Antony Rayns (born 1948) is a British writer, commentator, film festival programmer and screenwriter. He wrote for the underground publication Cinema Rising (its name inspired by Kenneth Anger's Scorpio Rising) before contributing to the Monthly Film Bulletin from the December 1970 issue until its demise in 1991. He has written for the British Film Institute's magazine Sight & Sound since the 1970s, and also contributed extensively to Time Out and to Melody Maker in the late 1970s.

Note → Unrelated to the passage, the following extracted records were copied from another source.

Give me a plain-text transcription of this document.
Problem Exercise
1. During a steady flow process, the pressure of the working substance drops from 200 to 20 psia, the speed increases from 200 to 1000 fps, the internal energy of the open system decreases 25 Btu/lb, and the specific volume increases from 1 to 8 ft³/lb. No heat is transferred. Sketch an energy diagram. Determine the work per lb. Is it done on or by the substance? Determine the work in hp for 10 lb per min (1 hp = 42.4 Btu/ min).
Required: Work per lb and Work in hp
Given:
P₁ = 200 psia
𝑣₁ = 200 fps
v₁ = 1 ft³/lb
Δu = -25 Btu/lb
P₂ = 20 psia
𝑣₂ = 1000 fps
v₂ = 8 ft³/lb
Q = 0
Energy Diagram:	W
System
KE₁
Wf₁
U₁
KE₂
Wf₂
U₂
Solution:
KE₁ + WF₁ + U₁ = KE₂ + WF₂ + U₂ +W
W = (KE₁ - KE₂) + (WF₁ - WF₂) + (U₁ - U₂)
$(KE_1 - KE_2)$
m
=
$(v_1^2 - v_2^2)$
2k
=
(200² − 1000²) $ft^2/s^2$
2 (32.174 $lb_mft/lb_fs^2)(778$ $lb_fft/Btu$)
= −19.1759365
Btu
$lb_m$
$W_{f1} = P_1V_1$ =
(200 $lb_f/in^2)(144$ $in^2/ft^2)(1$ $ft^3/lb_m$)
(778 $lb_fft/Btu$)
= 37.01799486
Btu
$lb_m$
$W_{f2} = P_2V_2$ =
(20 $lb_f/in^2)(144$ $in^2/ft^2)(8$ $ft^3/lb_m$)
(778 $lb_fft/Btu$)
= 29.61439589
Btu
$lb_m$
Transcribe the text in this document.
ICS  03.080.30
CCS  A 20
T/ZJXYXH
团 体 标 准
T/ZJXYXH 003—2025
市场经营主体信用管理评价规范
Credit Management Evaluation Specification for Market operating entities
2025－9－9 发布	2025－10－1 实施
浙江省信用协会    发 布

He provides commentary tracks for DVD releases of Asian films. He coordinated the Dragons and Tigers competition for Asian films at the Vancouver International Film Festival from 1988 to 2006. In the 1980s, he presented a series called New Chinese Cinema on British television, showing (sometimes rare) films and biographies of eminent Chinese directors. He has also worked as a translator for English subtitles on films from Hong Kong, Japan, Korea, Taiwan and Thailand. For example, he wrote the English subtitles for the films of Huang Ming-chuan in the 1990s in Taiwan. He has also been given two awards for services to Japanese cinema: the Kawakita Prize in 2004 and the Foreign Ministry of Japan’s Commendation in 2008.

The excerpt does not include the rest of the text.